Thursday, March 31, 2011

I am uncomfortable writing memoir. I'd rather write thinly-veiled fiction, featuring girls who strip naked and jump off of bridges in the night, and mothers who sleep in hammocks outside. I write about what I want. I write about sex sometimes, but it's rare and often scathing. I haven't written about sex since I had sex, although I'd like to and soon will. My writing scares me. It's how I understand myself and the world, and sharing it with others is too much, too much. I never know when I've gone too far, or if I've gone anywhere at all. my writing means nothing that I want it to, because I want it to grow beyond me, to mean something bigger. even then, it will still be me, because I want to grow beyond myself too.

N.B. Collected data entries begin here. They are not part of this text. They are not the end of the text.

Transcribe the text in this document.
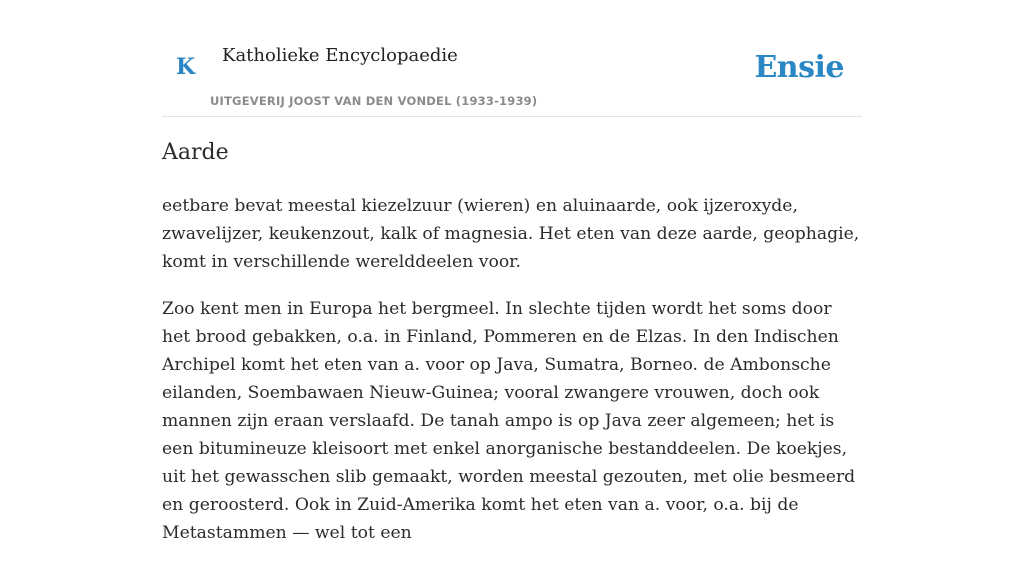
K Katholieke Encyclopaedie
UITGEVERIJ JOOST VAN DEN VONDEL (1933-1939)
Ensie
Aarde

eetbare bevat meestal kiezelzuur (wieren) en aluinaarde, ook ijzeroxyde, zwavelijzer, keukenzout, kalk of magnesia. Het eten van deze aarde, geophagie, komt in verschillende werelddeelen voor.

Zoo kent men in Europa het bergmeel. In slechte tijden wordt het soms door het brood gebakken, o.a. in Finland, Pommeren en de Elzas. In den Indischen Archipel komt het eten van a. voor op Java, Sumatra, Borneo. de Ambonsche eilanden, Soembawaen Nieuw-Guinea; vooral zwangere vrouwen, doch ook mannen zijn eraan verslaafd. De tanah ampo is op Java zeer algemeen; het is een bitumineuze kleisoort met enkel anorganische bestanddeelen. De koekjes, uit het gewasschen slib gemaakt, worden meestal gezouten, met olie besmeerd en geroosterd. Ook in Zuid-Amerika komt het eten van a. voor, o.a. bij de Metastammen — wel tot een
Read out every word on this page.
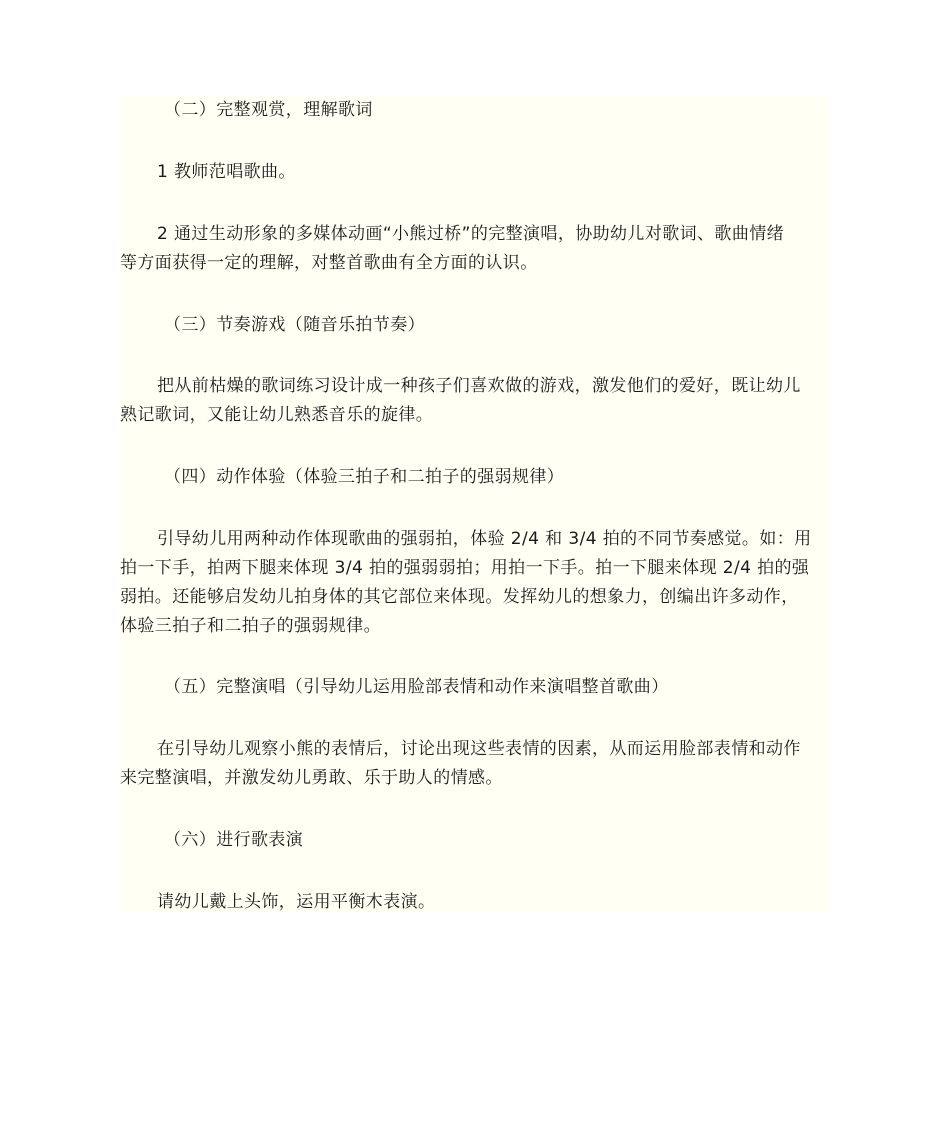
（二）完整观赏，理解歌词
1 教师范唱歌曲。
2 通过生动形象的多媒体动画“小熊过桥”的完整演唱，协助幼儿对歌词、歌曲情绪
等方面获得一定的理解，对整首歌曲有全方面的认识。
（三）节奏游戏（随音乐拍节奏）
把从前枯燥的歌词练习设计成一种孩子们喜欢做的游戏，激发他们的爱好，既让幼儿
熟记歌词，又能让幼儿熟悉音乐的旋律。
（四）动作体验（体验三拍子和二拍子的强弱规律）
引导幼儿用两种动作体现歌曲的强弱拍，体验 2/4 和 3/4 拍的不同节奏感觉。如：用
拍一下手，拍两下腿来体现 3/4 拍的强弱弱拍；用拍一下手。拍一下腿来体现 2/4 拍的强
弱拍。还能够启发幼儿拍身体的其它部位来体现。发挥幼儿的想象力，创编出许多动作，
体验三拍子和二拍子的强弱规律。
（五）完整演唱（引导幼儿运用脸部表情和动作来演唱整首歌曲）
在引导幼儿观察小熊的表情后，讨论出现这些表情的因素，从而运用脸部表情和动作
来完整演唱，并激发幼儿勇敢、乐于助人的情感。
（六）进行歌表演
请幼儿戴上头饰，运用平衡木表演。
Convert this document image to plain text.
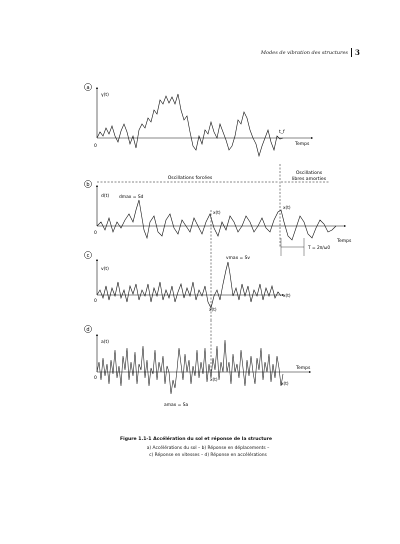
Modes de vibration des structures 3
a
γ(t)
0
t_f
Temps
Oscillations forcées
Oscillations
libres amorties
b
d(t)
0
dmax = Sd
x(t)
x(t)
Temps
T = 2π/ω0
c
v(t)
0
vmax = Sv
x(t)
x(t)
d
a(t)
0
amax = Sa
x(t)
x(t)
Temps
Figure 1.1-1 Accélération du sol et réponse de la structure
a) Accélérations du sol – b) Réponse en déplacements –
c) Réponse en vitesses – d) Réponse en accélérations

I don't know what writing is. I don't know if my idle thoughts are writing, or if fiction is writing, or if my memoir can be of worth (read: writing). I don't understand why writing is so important to me. is it because my mind is so confused that it only makes sense in words before me? is it because I can't keep it inside. purgatory. purging. is it because I'm meant to do this, to write until I make something I can be proud of, and with this, something that tells me who I am?

tell me, words. tell me. tell me. tell me.

(and I say the last words like teeth against skin in the middle of the night, in the middle of sex, with salt against the lips and a man's hand pulling at your hair. tell me. give me answers.)